Ennesimo atto di violenza nel vesuviano, violenza che continua a sporcare una terra bellissima e ricca come la nostra! Come scrive il sito PositanoNews.it sono stati ben dodici i colpi di mitra esplosi contro un taxi collettivo. Nessun morto. Nessun ferito. Per fortuna. O forse per calcolo: il raid era stato progettato per dare un pesante avvertimento, ma non voleva far scorrere sangue. In caso contrario sarebbe stata una strage.

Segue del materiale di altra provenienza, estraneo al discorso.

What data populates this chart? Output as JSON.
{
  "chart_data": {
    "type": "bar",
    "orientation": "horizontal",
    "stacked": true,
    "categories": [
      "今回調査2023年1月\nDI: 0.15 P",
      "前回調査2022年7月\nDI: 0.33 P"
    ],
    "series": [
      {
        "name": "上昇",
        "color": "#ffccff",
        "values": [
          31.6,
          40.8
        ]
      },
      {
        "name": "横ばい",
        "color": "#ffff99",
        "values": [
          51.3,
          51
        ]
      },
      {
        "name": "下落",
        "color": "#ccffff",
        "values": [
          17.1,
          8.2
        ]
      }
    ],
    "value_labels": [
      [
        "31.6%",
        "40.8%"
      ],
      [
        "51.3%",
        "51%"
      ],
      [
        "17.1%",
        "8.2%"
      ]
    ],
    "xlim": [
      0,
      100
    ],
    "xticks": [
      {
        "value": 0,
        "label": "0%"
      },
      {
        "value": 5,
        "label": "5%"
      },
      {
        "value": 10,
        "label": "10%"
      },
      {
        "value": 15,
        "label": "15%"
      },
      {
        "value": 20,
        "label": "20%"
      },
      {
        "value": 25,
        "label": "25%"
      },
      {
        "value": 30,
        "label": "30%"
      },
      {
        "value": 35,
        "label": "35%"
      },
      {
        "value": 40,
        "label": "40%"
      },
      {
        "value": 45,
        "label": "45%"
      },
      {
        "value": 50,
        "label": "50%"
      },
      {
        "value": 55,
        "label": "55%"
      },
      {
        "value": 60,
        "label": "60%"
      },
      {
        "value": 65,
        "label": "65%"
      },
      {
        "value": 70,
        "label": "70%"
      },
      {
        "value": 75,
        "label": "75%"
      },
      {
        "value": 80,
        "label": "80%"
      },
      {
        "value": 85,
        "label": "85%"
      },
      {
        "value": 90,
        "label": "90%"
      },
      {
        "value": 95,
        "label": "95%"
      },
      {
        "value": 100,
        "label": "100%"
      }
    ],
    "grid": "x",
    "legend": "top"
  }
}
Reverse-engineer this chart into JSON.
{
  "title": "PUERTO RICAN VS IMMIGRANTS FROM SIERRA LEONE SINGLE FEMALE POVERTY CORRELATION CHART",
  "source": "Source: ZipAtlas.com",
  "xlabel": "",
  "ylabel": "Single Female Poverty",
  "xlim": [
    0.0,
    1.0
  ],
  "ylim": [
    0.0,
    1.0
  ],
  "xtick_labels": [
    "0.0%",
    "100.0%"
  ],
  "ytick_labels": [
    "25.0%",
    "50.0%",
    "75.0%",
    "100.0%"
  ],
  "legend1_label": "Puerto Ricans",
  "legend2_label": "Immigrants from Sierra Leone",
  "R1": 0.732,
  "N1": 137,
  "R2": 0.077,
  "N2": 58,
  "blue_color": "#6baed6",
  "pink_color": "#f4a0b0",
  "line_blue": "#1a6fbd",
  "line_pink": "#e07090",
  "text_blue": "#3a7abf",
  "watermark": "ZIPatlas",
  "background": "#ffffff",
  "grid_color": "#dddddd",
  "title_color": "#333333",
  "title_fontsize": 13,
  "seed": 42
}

E, del resto, se chi ha agito avesse voluto “fare morti” non ci sarebbero stati problemi “operativi” a raggiungere lo scopo: un furgoncino bloccato nel traffico, all’ora di punta, pieno di persone, è un bersaglio facile.
E né il guidatore né gli altri occupanti avrebbero avuto scampo, impossibilitati a fuggire da quella trappola di lamiere. Sarebbe stato un vero e proprio “tiro al piccione”. Invece no. Chi ha agito ha scelto di farlo in un momento in cui il furgoncino era vuoto e parcheggiato a poca distanza dall’abitazione del proprietario, in via Torretta Di Siena. Il raid a metà della scorsa settimana. Nella zona, ovviamente, tutti sapevano. Ma l’episodio è stato tenuto “coperto” ai più per dare modo agli investigatori di svolgere il proprio lavoro velocemente e senza troppo clamore, nella speranza di poter mettere le mani – e le manette – a mandanti ed esecutori del raid. Nel mirino il taxi di F. D. C., ventisette anni. Secondo le ricostruzioni ad agire sarebbero state probabilmente due persone, arrivate in sella ad una moto. Il passeggero era armato di un fucile automatico d’assalto di fabbricazione asiatica. Probabilmente un “clone” del famoso Kalashnikov di produzione ex sovietica.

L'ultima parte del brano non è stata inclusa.